Subtilisin-like superfamily

This group of serine peptidases belong to the MEROPS peptidase families S8 (subfamilies S8A (subtilisin) and S8B (kexin)) and S53 (sedolisin) both of which are members of clan SB.

The subtilisin family is the second largest serine protease family characterised to date. Over 200 subtilises are presently known, more than 170 of which with their complete amino acid sequence [9070434]. It is widespread, being found in eubacteria, archaebacteria, eukaryotes and viruses [7845208]. The vast majority of the family are endopeptidases, although there is an exopeptidase, tripeptidyl peptidase [7845208, 8439290]. Structures have been determined for several members of the subtilisin family: they exploit the same catalytic triad as the chymotrypsins, although the residues occur in a different order (HDS in chymotrypsin and DHS in subtilisin), but the structures show no other similarity [7845208, 8439290]. Some subtilisins are mosaic proteins, and others contain N- and C-terminal extensions that show no sequence similarity to any other known protein [7845208]. Based on sequence homology, a subdivision into six families has been proposed [9070434].

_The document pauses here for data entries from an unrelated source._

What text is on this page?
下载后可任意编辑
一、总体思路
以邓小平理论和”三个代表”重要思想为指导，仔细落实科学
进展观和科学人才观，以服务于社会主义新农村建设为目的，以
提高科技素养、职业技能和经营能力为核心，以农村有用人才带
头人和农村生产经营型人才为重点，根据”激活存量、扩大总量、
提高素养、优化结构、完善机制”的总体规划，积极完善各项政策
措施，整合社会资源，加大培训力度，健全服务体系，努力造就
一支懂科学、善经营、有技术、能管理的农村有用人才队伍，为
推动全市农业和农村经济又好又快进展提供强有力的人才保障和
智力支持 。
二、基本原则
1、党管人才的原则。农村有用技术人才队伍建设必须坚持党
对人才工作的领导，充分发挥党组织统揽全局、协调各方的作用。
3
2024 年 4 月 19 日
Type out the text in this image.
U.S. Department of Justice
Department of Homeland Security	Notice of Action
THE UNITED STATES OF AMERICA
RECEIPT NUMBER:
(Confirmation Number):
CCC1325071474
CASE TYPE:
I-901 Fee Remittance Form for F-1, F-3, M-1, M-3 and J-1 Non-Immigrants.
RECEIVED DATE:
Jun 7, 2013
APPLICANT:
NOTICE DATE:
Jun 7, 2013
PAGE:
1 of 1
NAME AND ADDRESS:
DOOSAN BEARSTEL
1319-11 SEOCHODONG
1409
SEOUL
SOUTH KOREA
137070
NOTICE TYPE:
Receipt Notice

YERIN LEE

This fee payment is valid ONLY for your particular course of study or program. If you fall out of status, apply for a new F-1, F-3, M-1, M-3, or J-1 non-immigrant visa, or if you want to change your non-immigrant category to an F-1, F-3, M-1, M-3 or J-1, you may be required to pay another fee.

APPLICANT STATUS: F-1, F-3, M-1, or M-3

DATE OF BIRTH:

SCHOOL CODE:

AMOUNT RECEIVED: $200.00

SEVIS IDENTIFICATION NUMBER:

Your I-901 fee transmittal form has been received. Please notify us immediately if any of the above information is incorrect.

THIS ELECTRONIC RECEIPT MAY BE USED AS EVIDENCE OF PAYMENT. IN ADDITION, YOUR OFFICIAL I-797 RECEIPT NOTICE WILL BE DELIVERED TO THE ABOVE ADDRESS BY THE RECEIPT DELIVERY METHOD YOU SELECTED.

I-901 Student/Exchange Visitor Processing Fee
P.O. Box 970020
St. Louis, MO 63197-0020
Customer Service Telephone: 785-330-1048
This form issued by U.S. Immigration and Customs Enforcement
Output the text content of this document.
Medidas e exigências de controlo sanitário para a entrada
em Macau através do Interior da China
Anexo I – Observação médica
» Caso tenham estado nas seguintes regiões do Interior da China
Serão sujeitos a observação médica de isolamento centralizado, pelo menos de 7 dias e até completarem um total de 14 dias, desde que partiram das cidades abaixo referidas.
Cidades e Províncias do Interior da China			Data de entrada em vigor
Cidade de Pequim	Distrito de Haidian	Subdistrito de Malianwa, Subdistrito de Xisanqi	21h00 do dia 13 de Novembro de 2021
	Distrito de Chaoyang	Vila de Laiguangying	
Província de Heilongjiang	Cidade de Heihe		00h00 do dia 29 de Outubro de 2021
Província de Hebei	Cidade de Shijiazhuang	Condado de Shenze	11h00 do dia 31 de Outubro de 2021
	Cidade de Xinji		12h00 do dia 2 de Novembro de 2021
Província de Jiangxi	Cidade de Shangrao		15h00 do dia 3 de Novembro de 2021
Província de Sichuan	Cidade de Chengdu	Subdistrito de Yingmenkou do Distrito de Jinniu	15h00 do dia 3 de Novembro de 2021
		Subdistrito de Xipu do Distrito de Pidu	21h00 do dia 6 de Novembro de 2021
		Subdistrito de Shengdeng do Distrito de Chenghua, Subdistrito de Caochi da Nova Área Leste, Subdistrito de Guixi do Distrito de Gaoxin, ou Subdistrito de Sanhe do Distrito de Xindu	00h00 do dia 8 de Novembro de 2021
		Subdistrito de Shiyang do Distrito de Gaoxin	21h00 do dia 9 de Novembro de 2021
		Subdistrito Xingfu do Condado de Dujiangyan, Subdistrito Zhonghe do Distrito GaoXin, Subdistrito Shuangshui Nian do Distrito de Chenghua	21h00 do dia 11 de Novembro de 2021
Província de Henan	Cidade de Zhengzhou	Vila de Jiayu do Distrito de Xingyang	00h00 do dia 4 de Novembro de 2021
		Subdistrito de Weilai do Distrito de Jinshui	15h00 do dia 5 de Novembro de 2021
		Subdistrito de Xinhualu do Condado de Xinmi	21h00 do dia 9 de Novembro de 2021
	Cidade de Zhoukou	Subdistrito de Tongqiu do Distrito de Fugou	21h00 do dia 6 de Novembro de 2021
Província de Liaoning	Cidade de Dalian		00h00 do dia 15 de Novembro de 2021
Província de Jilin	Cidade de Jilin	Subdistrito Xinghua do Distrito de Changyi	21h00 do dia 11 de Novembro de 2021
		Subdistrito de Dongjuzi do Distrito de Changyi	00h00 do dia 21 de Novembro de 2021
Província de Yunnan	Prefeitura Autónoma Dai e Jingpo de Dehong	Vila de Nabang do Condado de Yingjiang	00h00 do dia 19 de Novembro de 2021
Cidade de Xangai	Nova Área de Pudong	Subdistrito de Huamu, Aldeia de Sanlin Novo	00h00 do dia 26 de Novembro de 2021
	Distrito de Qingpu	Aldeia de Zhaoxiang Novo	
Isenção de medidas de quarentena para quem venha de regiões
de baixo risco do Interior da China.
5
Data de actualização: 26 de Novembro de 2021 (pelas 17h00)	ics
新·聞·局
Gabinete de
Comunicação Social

The proprotein-processing endopeptidases kexin, furin and related enzymes form a distinct subfamily known as the kexin subfamily (S8B). These preferentially cleave C-terminally to paired basic amino acids. Members of this subfamily can be identified by subtly different motifs around the active site [7845208, 8439290]. Members of the kexin family, along with endopeptidases R, T and K from the yeast Tritirachium and cuticle-degrading peptidase from Metarhizium, require thiol activation. This can be attributed to the presence of Cys-173 near to the active histidine [8439290].Only 1 viral member of the subtilisin family is known, a 56-kDa protease from herpes virus 1, which infects the channel catfish [7845208].

Sedolisins (serine-carboxyl peptidases) are proteolytic enzymes whose fold resembles that of subtilisin; however, they are considerably larger, with the mature catalytic domains containing approximately 375 amino acids. The defining features of these enzymes are a unique catalytic triad, Ser-Glu-Asp, as well as the presence of an aspartic acid residue in the oxyanion hole. High-resolution crystal structures have now been solved for sedolisin from Pseudomonas sp. 101, as well as for kumamolisin from a thermophilic bacterium, Bacillus novo sp. MN-32. Mutations in the human gene leads to a fatal neurodegenerative disease [12673349].